CoreLogic's House Price Index - the most complete measure of change in the market - shows nationwide values increased by a further 2.2 per cent in March.

The rise in average property values in Christchurch was 1.9 per cent in March, up from February’s 1.5 per cent, pushing the annual growth rate up to 11.9 per cent.

Values in the city have now topped $575,000, up by more than $61,000 from a year ago. But the House Price Index report says Christchurch remains more affordable than the other main centres, even though first home buyers in the city are showing signs of ‘fatigue’, and mortgaged investors have certainly intensified the competition.

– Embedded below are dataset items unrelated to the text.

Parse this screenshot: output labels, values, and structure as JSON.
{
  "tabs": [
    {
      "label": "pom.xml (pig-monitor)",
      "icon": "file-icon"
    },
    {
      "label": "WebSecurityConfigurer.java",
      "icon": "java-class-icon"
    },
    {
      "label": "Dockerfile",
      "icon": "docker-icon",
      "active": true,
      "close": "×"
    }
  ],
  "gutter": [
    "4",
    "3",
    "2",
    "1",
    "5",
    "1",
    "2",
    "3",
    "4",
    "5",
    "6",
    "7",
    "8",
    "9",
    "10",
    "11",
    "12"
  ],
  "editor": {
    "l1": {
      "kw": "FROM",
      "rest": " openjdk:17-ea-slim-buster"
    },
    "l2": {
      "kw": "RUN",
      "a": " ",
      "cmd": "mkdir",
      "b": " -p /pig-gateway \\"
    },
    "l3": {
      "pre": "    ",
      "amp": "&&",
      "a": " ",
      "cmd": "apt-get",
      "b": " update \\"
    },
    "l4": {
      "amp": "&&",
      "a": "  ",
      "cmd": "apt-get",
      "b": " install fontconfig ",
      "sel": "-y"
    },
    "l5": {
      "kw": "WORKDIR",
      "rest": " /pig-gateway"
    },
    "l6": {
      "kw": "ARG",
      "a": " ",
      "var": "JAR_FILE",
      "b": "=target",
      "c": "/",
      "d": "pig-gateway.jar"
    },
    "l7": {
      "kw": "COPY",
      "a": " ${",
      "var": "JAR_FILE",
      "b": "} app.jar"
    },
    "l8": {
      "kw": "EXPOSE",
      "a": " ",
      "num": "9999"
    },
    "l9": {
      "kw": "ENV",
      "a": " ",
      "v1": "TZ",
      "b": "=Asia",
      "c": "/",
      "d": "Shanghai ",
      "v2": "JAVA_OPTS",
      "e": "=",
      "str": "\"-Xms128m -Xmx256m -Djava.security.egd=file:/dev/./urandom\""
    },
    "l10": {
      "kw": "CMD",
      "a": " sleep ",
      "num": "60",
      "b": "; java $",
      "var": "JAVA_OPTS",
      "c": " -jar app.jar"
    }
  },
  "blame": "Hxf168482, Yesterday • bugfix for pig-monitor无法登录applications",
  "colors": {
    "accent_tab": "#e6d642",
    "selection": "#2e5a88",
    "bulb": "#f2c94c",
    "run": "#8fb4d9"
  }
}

They had a 28 per cent share of purchases over January/February, a steady rise from about 21 per cent two years ago.

CoreLogic head of research Nick Goodall told Morning Report he wasn't surprised by the latest national figure, which continued a pattern that had been building over the last six months.

The March information is the last set of data to be analysed before the new tax changes announced by the government last month kick in.

The reforms include closing a tax loophole, and extending the time investors need to hold on to homes to avoid a tax on their capital gains, called the bright-line test.

The change to the bright-line test has already taken effect, meaning people who buy an investment property and sell it within 10 years, will have to pay income tax on any profit made.

From now on Goodall said CoreLogic will be looking to see if there is an effect on the number of house sales and if there is any impact on vendors' price expectations.

In the last couple of months there was "dial-back" from first-home buyers because prices had moved out of their reach despite being able to borrow large sums of money and they couldn't compete with other buyers.

"It was starting to put the squeeze on those first-home buyers."

Mortgaged investors had been very active in the market this year, making up about 30 percent of sales, while first-home buyers made up about 23 percent, Goodall said.

But he was expecting investors' interest to drop from now on because they would find it hard to make the sums work on their current properties.

"They're [investors] still very, very active in the market right up to the latest data we've got.

"... A key question of the future is, what is the demand going to look like for those existing properties that there's a smaller market for now because it's not going to be that beneficial for an investor to buy that property."

Price growth could be seen across the country, apart from Gisborne which has had a drop of 2.4 percent for March - the city had been leading the charge with 30 percent annual growth to the end of February.

He said the government's intention will be that there is more demand and confidence in new builds.

He does not expect house prices to fall in the short-term nor will investors get out of the market.

"But longer term there's still got to be some consideration for what's going to happen with existing property with its value, especially once interest rates rise as well because of course that's going to increase the burden on investors and they're not going to be able to make those sums work to buy existing property any more."